Mechanism of Fufang Congrong Yizhi Capsules in treatment of mild cognitive impairment based on network pharmacology

Aim To predict the mechanism of Fufang Congrong Yizhi Capsules (FCYC) in the treatment of mild cognitive impairment (MCI) by network pharmacology method, and further validate it in combination with cellular experiments. Methods TCMSP, GeneCards, OMIM and TTD databases, Chinese Pharmacopoeia and related literature were used to screen the active ingredients of FCYC and the targets of MCI treatment. The TCM-compound-target-disease network and PPI of intersection targets were constructed, and the GO and KEGG analysis were performed by the Ehamb bioinformation platform. GO and KEGG analysis were performed through Yihanbo biological information platform. Cell model of MCI was established by PC-12 injury induced by Aβ25-35, and its efficacy and mechanism were explored by pretreatment of compound FCYC. Cell viability was detected by CCK-8 and LDH kit.
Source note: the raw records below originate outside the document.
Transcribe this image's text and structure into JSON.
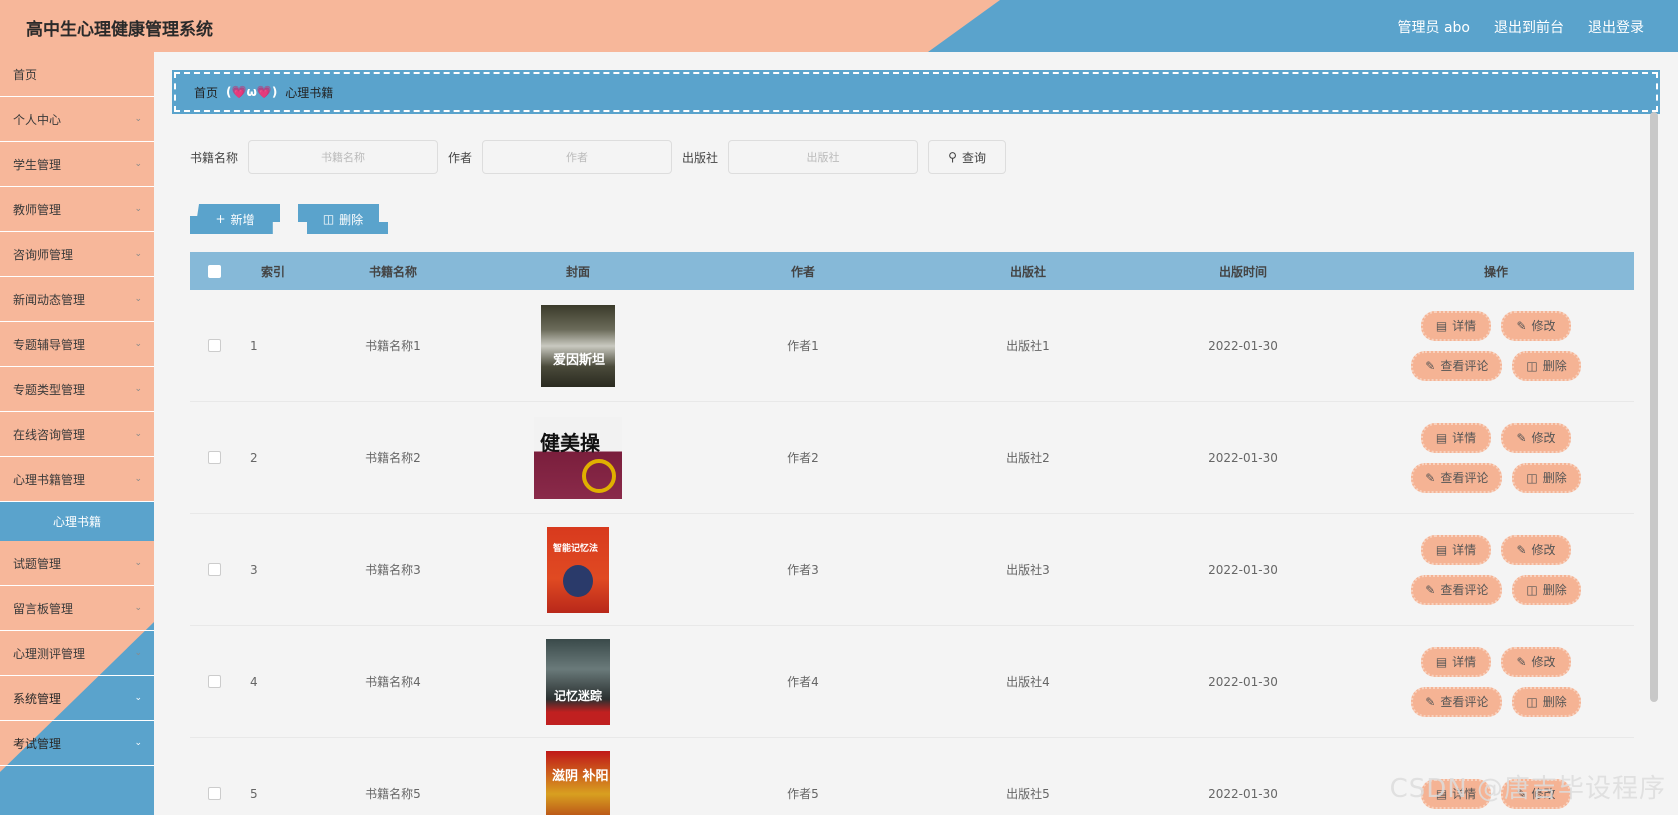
{
  "header": {
    "title": "高中生心理健康管理系统",
    "admin": "管理员 abo",
    "to_front": "退出到前台",
    "logout": "退出登录"
  },
  "sidebar": {
    "items": [
      {
        "label": "首页",
        "chevron": false
      },
      {
        "label": "个人中心",
        "chevron": true
      },
      {
        "label": "学生管理",
        "chevron": true
      },
      {
        "label": "教师管理",
        "chevron": true
      },
      {
        "label": "咨询师管理",
        "chevron": true
      },
      {
        "label": "新闻动态管理",
        "chevron": true
      },
      {
        "label": "专题辅导管理",
        "chevron": true
      },
      {
        "label": "专题类型管理",
        "chevron": true
      },
      {
        "label": "在线咨询管理",
        "chevron": true
      },
      {
        "label": "心理书籍管理",
        "chevron": true
      }
    ],
    "active_sub": "心理书籍",
    "items_after": [
      {
        "label": "试题管理",
        "chevron": true
      },
      {
        "label": "留言板管理",
        "chevron": true
      },
      {
        "label": "心理测评管理",
        "chevron": true
      },
      {
        "label": "系统管理",
        "chevron": true
      },
      {
        "label": "考试管理",
        "chevron": true
      }
    ]
  },
  "breadcrumb": {
    "home": "首页",
    "separator": "(💗ω💗)",
    "current": "心理书籍"
  },
  "search": {
    "name_label": "书籍名称",
    "name_placeholder": "书籍名称",
    "author_label": "作者",
    "author_placeholder": "作者",
    "press_label": "出版社",
    "press_placeholder": "出版社",
    "query_label": "查询"
  },
  "actions": {
    "add_label": "新增",
    "delete_label": "删除"
  },
  "table": {
    "headers": {
      "index": "索引",
      "name": "书籍名称",
      "cover": "封面",
      "author": "作者",
      "press": "出版社",
      "date": "出版时间",
      "ops": "操作"
    },
    "op_labels": {
      "detail": "详情",
      "edit": "修改",
      "comments": "查看评论",
      "delete": "删除"
    },
    "rows": [
      {
        "index": "1",
        "name": "书籍名称1",
        "author": "作者1",
        "press": "出版社1",
        "date": "2022-01-30",
        "cover_text": "爱因斯坦"
      },
      {
        "index": "2",
        "name": "书籍名称2",
        "author": "作者2",
        "press": "出版社2",
        "date": "2022-01-30",
        "cover_text": "健美操"
      },
      {
        "index": "3",
        "name": "书籍名称3",
        "author": "作者3",
        "press": "出版社3",
        "date": "2022-01-30",
        "cover_text": "智能记忆法"
      },
      {
        "index": "4",
        "name": "书籍名称4",
        "author": "作者4",
        "press": "出版社4",
        "date": "2022-01-30",
        "cover_text": "记忆迷踪"
      },
      {
        "index": "5",
        "name": "书籍名称5",
        "author": "作者5",
        "press": "出版社5",
        "date": "2022-01-30",
        "cover_text": "滋阴 补阳"
      }
    ]
  },
  "watermark": "CSDN @唐吉毕设程序"
}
The mitochondrial membrane potential was detected by JC-1. The expressions of IL-1β, IL-6 and TNF-α were detected by ELISA. The expressions of Bcl2, Bax and PI3K/AKT signaling pathways were detected by immunofluorescence and WB. Results A total of 57 active components of FCYC could be used to treat MCI through 66 potential targets. GO enrichment analysis showed that these targets were involved in 339 biological processes (BP), 39 cell compositions (CC) and 65 molecular functions (MF). KEGG enrichment pathways were mainly involved in PI3K-Akt signaling pathway and TNF signaling pathway. The results of experiments showed that FCYC could significantly increase the activity of injured PC-12 cells induced by Aβ25-35, reduce the secretion of IL-1β, IL-6 and TNF-α in PC-12 cells, up-regulate the ratio of Bcl2/Bax, and increase the expression of p-PI3K/PI3K and p-Akt /AKT. Conclusions This study preliminarily shows that FCYC can treat MCI through multi-component, multi-target, and multi-pathway. In vitro experiments demonstrate that FCYC can significantly inhibit neuro-inflammation and neuronal apoptosis, and the possible mechanism may be the regulation of PI3K/Akt signaling for MCI.